ジェイムス・ブレイクが新作『Assume Form』で到達した、動的で生命力に溢れたサウンドの正体

ロザリアとの共演曲も含めて、『Assume Form』はどの曲もメロディアスで、印象的なフレーズやうわものをループさせていて、歌メロ以外にも常に旋律(のようなもの)が鳴っているのも特徴的だ。冒頭のタイトル曲でのピアノに象徴されるように、どの曲でもキャッチーな旋律やリズムが繰り返されており、ひとつのループを軸に、アンサンブルを組み立てているような作曲法に変わってきたような印象も受ける。「Into The Red」のような曲は、その最たる例かもしれない。



また、これまでの作品ではシンプルなピアノの弾き語りを軸にした曲が目立ったが、本作では自身の歌の伴奏としてピアノを演奏するようなフォーマットの曲は見当たらず、ピアノが鳴っていても基本は旋律のループで、歌に対して従属してはいない。そんなふうに、全てのサウンドが等価に使われているのも象徴的だ。

そして、いくつかのループされたシンプルで美しい旋律が、時にビートメイカー的なそっけなさを伴う非機能的な響きで重なりあいながら歌メロを彩り、独特の情感を生みだしている。この辺りは、様々な楽器や自身の声をその場で吹き込みループさせ、即興的にトラックを組み立て、その上に歌を乗せるパフォーマンスを先の来日公演でも見せてくれたモーゼス・サムニーの音楽性とも通じるものがあるだろう。

元を辿れば、モーゼスが脚光を浴びるきっかけになったのはブレイクのカバーがきっかけだった。そんな彼が『Assume Form』の収録曲「Tell Them」で起用されたのは、かつてブレイクがジャスティン・ヴァーノン(ボン・イヴェール)と共作した時と同じように、自分が今やりたい音楽に近いことをやっているモーゼスへの共感ゆえでもあるのだろう。そう思わずにいられないくらい、『Assume Form』では「音の重なり」が重要なテーマになっているように映る。



モーゼス・サムニー「Rank & File」の多重録音ライブ映像

これまでのブレイクは、隙間を活かした引き算的なスタイルで、音数の少なさがそれぞれの音の研ぎ澄まされたディテールを際立たせていた。彼は少ない音をパズルのように組み合わせ、それらの音色や音域のコントラストを際立たせることで特異な音楽を生み出していたように思う。

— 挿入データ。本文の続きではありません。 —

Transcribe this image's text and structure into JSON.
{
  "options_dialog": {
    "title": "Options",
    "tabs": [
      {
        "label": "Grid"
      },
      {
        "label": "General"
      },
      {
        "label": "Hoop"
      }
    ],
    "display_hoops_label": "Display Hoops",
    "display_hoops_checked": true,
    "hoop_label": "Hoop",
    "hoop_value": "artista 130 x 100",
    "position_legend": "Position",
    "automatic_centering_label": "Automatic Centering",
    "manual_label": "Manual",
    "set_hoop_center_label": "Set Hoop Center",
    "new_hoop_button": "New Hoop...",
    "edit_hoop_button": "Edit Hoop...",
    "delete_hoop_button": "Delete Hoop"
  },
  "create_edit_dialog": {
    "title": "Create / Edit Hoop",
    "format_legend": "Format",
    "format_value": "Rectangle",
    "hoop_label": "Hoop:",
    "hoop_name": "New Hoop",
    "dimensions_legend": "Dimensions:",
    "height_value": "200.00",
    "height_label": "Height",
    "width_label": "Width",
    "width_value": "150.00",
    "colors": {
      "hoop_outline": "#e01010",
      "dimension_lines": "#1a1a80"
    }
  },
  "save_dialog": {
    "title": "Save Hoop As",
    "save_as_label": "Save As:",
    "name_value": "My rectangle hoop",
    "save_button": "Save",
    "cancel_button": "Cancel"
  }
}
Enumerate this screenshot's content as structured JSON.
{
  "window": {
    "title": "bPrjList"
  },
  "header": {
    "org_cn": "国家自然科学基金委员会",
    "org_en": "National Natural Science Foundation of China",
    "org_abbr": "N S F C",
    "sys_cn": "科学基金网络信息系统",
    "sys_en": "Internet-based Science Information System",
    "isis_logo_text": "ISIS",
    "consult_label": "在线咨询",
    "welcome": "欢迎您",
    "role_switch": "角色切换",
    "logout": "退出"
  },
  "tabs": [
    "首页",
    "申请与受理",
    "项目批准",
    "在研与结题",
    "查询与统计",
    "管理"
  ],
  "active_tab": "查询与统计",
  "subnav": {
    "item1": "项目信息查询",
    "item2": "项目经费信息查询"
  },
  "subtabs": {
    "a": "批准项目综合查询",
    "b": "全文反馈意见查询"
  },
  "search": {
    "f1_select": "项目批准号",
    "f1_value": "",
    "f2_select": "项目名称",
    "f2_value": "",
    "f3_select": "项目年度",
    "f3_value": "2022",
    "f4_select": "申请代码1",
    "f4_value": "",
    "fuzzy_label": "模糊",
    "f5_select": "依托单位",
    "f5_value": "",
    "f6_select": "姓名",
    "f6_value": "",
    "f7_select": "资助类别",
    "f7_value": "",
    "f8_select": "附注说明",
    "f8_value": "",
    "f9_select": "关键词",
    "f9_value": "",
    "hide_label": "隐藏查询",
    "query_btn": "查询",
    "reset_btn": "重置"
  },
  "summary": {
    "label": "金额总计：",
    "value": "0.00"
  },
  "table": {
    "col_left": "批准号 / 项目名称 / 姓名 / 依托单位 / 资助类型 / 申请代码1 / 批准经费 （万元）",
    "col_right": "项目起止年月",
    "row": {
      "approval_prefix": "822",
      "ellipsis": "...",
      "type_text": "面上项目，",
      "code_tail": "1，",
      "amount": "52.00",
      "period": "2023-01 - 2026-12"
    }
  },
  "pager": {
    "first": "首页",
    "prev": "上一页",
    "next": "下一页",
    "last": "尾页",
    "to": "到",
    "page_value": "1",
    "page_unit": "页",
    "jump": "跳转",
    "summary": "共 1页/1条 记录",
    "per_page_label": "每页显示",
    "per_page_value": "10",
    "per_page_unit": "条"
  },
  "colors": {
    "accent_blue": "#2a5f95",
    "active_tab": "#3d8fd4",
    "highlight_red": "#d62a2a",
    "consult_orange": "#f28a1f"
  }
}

ところが、『Assume Form』では、過去のアルバムにあったような空間や隙間を作っていない。これまでの彼に比べるとかなり多くの音数と音色のバリエーションが用いられており、それらの音の重なりによる流れるような動きのある音楽はブレイクのパブリックイメージとかなりかけ離れたものといっていいだろう。ただ、多彩な色のパレットを絶妙に混ぜ合わせ、緻密に編み込むように楽曲を書く姿は、(例えば、オーケストラのために譜面を書くような)古典的な意味での「作曲」なども視野に入れているようにも見える。こういった『Assume Form』での変貌ぶりは、前作までのビートメイカー/プロデューサーから(シンガー・)ソングライターへの変化を経て、コンポーザーとしての大きな飛躍ぶりを示しているとも言えそうだ。